When customers withdrew billions in a panic, SVB collapsed, leaving regulators scrambling to stabilize the entire sector.

Following the failure, SVB was acquired by First Citizens Bank, which took over $56 billion in deposits and $72 billion in loans, getting them at a discount.

The FDIC estimates that the collapse cost its insurance fund around $20 billion. They quickly responded by launching the Bank Term Funding Program, which allowed banks to borrow against securities at their original value, preventing more liquidity issues.

Investigations were launched into SVB’s management, with many blaming the bank’s aggressive risk-taking for its downfall.

Michael Barr, the Vice Chair of Supervision at the Federal Reserve, called it a “textbook case of mismanagement.”

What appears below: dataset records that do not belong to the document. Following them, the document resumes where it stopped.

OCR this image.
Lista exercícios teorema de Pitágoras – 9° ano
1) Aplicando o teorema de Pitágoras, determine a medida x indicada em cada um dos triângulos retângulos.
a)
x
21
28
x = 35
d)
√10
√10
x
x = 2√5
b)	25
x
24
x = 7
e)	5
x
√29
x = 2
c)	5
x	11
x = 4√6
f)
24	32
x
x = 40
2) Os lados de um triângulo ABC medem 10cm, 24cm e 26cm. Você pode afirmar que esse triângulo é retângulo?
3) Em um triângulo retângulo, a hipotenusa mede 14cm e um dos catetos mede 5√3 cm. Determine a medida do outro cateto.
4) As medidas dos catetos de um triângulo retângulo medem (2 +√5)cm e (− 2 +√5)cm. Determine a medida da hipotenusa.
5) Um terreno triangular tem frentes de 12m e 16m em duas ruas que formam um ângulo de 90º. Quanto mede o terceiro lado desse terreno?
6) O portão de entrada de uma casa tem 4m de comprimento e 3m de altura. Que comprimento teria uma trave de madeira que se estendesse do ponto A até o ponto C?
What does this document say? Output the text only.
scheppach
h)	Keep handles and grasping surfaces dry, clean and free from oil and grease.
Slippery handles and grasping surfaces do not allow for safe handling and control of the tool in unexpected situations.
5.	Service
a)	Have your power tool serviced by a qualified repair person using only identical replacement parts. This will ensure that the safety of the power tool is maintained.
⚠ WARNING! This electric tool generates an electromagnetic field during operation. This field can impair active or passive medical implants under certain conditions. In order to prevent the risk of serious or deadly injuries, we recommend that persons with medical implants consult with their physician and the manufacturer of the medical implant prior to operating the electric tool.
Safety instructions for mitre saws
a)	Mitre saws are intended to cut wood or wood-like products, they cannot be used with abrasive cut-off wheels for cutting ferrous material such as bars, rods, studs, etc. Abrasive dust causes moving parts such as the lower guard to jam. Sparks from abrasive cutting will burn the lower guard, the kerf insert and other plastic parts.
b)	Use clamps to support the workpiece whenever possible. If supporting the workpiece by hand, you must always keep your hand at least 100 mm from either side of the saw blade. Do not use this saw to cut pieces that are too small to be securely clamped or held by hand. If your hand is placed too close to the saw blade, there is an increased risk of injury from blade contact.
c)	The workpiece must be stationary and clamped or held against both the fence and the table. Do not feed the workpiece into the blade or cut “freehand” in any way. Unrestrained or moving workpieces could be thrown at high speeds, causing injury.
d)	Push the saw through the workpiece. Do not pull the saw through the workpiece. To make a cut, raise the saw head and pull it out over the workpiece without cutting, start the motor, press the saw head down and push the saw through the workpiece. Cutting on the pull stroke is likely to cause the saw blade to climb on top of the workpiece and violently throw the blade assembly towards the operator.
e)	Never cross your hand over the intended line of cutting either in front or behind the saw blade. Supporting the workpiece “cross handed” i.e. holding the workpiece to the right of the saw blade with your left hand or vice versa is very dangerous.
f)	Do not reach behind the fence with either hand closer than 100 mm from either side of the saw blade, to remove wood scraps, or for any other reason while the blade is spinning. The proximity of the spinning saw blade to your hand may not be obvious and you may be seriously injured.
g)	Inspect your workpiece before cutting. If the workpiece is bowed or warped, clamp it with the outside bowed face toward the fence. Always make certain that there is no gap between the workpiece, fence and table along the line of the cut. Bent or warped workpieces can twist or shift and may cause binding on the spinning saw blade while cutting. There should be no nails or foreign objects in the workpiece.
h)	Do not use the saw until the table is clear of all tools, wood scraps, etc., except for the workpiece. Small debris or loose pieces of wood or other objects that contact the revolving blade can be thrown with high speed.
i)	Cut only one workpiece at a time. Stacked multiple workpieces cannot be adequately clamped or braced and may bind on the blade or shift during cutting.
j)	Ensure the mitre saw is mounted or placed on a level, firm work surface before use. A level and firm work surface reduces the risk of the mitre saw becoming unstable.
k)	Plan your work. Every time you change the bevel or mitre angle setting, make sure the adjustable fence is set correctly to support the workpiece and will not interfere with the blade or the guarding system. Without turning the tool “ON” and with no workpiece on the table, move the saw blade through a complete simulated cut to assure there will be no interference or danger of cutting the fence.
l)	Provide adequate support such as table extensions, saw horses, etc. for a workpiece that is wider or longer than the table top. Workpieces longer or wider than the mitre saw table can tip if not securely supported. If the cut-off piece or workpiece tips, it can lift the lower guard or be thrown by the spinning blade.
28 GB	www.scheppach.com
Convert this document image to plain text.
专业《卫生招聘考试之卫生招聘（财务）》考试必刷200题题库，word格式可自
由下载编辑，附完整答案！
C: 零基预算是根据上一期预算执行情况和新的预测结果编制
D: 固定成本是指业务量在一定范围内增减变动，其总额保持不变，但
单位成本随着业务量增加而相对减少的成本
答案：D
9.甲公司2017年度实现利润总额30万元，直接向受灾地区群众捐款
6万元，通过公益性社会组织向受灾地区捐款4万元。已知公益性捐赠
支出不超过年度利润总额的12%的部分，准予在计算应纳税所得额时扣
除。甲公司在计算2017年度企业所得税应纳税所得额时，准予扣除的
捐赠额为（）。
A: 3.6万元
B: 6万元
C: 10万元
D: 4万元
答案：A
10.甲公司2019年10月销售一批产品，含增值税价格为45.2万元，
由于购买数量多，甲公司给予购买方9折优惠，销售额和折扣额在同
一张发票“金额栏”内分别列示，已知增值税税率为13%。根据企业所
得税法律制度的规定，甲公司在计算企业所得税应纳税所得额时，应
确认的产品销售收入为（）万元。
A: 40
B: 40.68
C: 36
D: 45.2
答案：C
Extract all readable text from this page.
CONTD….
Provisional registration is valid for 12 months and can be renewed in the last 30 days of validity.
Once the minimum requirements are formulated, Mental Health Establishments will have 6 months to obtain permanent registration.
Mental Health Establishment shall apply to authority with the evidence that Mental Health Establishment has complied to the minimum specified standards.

Fast forward to October, and the effects of SVB’s collapse are still playing out. Congressional hearings are ongoing, with calls for stricter regulations on banks with less than $250 billion in assets.

This is an important discussion, as smaller regional banks continue to feel the effects of SVB’s crash. Rising deposit costs and risky commercial real estate loans are top concerns for many of these lenders.

Regional banks still struggling

Regional banks, which were hit hardest by the collapse, are still facing challenges. They are dealing with higher costs to attract and maintain deposits, as well as huge exposure to commercial real estate loans.

With office vacancies rising and property values falling, these loans are becoming riskier for many banks. So to address these concerns, the Fed tightened capital requirements for banks as part of broader reforms.

While the big players like JPMorgan and Wells Fargo seem to be on solid ground, smaller banks are still trying to navigate the ongoing fallout.

Meanwhile, SVB itself is attempting to rebuild. The bank has implemented stricter risk management practices and lowered deposit requirements for tech startups.

Despite everything, about 81% of SVB’s clients have remained loyal, which is a sign of insanely strong confidence.